One of the better ways to examine the progression of cinematic history I feel is to look at similar films and compare them. As I was watching this film, as absolutely enthralled as I was by the collision course that was set up; I got to thinking about The Great Train Robbery (1903). Now, granted, there is little that this film holds in common with a title 107 years its senior aside from trains but consider this.

The audiences in 1903 literally ducked out of the way when a train on screen plowed right at them and similarly ducked when the robber shot right at them. What tremendous progress both technically and with regard to audience sophistication has been made. When you look at this runaway train film, however, many classical techniques are what make it work.

Mainly, the editing puts this film over the top. The oldest and most tried-and-true technique in film. The film does set up the danger: this train with X-thousand tons of haz mats is likely to derail in a town of 40,000 or so, however, a number that large in a cinematic context is abstract. Who do we follow and care for? Frank (Denzel Washington) and Will (Chris Pine) who will be chasing the runaway train down and Connie (Rosario Dawson) who is the Supervisor trying to manage the crisis. Yet this doesn’t truly create most of the tension. It’s the cross-cutting that does it. It’s a news helicopter following, the runaway catching speed, showing an on coming train, a switch is made, they nearly hit one another.


And there are situations similar to this throughout. The film builds tension-filled situations throughout and even the littlest mistake by anyone has consequences.

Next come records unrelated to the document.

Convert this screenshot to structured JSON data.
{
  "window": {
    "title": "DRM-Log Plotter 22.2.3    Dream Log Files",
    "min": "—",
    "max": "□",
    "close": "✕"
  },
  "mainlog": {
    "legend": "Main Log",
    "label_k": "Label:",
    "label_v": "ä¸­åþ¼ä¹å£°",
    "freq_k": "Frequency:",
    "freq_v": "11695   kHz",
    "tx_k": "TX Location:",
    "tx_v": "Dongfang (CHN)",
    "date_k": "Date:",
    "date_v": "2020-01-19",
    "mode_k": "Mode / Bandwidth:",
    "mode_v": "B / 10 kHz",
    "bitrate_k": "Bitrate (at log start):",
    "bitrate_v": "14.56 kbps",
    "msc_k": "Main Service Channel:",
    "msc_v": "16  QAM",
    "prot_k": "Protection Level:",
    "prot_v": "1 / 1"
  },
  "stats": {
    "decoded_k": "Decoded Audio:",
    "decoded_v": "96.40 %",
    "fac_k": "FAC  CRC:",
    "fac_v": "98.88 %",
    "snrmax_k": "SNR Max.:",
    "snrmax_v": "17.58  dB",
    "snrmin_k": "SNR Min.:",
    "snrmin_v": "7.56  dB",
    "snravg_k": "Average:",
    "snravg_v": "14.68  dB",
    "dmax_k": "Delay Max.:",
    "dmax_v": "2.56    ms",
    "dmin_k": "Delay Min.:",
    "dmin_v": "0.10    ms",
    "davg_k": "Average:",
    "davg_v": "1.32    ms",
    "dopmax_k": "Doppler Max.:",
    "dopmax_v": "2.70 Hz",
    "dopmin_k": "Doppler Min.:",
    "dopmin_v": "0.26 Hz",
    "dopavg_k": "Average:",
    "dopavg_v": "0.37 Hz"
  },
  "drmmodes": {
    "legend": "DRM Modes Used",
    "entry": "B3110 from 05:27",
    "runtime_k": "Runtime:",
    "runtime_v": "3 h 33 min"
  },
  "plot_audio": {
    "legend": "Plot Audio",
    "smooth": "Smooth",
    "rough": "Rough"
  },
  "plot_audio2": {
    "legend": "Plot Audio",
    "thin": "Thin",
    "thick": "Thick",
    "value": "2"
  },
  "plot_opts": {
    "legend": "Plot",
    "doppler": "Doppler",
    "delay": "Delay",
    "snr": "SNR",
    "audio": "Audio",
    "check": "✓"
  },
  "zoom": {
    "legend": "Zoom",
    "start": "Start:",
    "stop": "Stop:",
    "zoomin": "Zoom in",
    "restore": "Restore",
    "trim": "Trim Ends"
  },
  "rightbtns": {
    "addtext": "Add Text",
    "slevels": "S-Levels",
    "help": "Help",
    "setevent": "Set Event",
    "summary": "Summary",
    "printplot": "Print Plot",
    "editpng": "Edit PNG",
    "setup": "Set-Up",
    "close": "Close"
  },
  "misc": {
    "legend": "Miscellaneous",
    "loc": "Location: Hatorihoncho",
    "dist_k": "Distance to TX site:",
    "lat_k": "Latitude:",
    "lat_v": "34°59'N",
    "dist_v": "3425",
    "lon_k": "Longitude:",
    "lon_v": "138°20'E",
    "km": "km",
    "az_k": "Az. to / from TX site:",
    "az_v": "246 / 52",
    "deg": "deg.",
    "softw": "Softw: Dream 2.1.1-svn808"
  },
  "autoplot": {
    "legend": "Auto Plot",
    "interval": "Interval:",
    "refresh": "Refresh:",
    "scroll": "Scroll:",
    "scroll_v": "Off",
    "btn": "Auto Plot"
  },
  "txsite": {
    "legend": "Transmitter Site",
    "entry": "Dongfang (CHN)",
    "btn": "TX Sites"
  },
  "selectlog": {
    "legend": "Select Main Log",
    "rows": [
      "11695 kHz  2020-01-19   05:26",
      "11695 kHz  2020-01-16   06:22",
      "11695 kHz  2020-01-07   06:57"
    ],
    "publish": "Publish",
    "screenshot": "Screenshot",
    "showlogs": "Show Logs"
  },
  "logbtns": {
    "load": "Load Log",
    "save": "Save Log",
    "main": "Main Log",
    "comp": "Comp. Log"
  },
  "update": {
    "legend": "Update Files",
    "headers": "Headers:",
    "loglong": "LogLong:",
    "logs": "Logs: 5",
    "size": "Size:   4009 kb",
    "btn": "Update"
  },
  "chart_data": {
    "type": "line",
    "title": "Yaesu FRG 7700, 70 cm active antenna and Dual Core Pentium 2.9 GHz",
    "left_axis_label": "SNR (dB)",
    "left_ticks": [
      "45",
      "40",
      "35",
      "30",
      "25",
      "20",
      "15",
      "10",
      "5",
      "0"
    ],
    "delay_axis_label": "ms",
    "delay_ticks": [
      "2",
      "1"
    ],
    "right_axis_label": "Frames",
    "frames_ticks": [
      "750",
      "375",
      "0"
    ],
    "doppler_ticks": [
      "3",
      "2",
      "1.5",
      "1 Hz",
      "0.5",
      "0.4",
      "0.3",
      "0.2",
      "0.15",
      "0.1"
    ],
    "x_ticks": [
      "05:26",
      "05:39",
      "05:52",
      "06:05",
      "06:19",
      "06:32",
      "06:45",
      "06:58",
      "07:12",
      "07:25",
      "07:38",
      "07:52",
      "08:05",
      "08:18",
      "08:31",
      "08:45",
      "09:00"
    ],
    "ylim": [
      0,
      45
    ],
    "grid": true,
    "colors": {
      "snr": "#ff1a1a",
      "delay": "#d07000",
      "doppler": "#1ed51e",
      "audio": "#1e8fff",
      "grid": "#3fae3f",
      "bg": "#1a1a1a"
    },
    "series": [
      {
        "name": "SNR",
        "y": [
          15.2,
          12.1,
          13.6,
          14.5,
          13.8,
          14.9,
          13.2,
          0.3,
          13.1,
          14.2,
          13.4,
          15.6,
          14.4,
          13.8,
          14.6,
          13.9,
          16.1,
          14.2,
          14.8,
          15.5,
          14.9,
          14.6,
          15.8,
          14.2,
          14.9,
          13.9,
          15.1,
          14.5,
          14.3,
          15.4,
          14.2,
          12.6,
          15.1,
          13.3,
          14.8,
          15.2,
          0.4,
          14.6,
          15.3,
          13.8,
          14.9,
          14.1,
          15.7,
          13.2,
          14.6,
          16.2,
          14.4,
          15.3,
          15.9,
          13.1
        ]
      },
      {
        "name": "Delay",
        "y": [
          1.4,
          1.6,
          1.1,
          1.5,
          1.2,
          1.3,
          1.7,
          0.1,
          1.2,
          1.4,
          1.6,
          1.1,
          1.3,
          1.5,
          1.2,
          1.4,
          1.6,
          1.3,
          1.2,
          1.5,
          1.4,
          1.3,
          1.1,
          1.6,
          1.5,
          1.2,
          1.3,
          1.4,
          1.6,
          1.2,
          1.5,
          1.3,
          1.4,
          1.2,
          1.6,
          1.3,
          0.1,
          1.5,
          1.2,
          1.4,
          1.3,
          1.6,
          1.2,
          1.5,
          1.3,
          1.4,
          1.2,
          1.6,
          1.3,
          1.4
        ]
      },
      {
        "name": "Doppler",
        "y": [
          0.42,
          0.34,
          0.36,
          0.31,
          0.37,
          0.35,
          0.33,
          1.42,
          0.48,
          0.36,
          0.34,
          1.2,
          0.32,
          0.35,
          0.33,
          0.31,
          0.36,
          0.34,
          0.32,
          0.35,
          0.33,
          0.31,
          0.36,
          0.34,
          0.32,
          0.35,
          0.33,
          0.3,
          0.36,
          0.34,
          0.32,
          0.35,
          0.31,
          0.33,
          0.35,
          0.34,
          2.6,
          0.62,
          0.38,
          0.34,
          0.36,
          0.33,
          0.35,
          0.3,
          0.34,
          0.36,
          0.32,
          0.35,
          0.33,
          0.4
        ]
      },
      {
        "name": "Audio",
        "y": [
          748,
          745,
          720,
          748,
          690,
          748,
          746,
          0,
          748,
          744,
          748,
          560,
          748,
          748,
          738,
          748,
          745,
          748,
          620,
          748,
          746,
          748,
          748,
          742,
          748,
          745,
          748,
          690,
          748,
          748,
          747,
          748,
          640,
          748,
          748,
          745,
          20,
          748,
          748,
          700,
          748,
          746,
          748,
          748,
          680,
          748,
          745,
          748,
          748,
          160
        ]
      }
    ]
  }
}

The characters are basically assembled but as mentioned before there is concern for their well-being and a rooting interest is established. It’s not even the facts that make us identify but how they are conveyed. Will has a skeleton in his closet a terrible mistake he made but we get to know him first before we learn what it is. We learn Frank is a dedicated, very capable engineer and then learn of his job situation. We can see Connie is wise, compassionate and courageous through her interaction with her superior.

The cast is vital when you’re dealing with archetypal characters such as these. You need not only talented actors but also charismatic one who will add and unwritten dimension to these people. Denzel Washington’s dialogue is frequently repetitive but there is a presence and authority to his delivery that adds to who Frank is. Pine has a tough look but a vulnerability which is crucial to his part. Dawson has a no-nonsense-ness about her that is inimitable.


The film uses news flashes as shorthand to disseminate crucial information and also to raise the stakes as necessary. Thankfully, this tactic which could wear thin if used too much is used just enough. The one place it gets overly involved is the new helicopter becomes too much a part of the action at a crucial point and becomes an obstacle to our heroes.

To cap it off the cinematography and scoring are both very strong and add to the suspenseful ambiance.

Unstoppable is a nail-biter in the truest sense of the phrase and is a must-see for those who appreciate expert editing.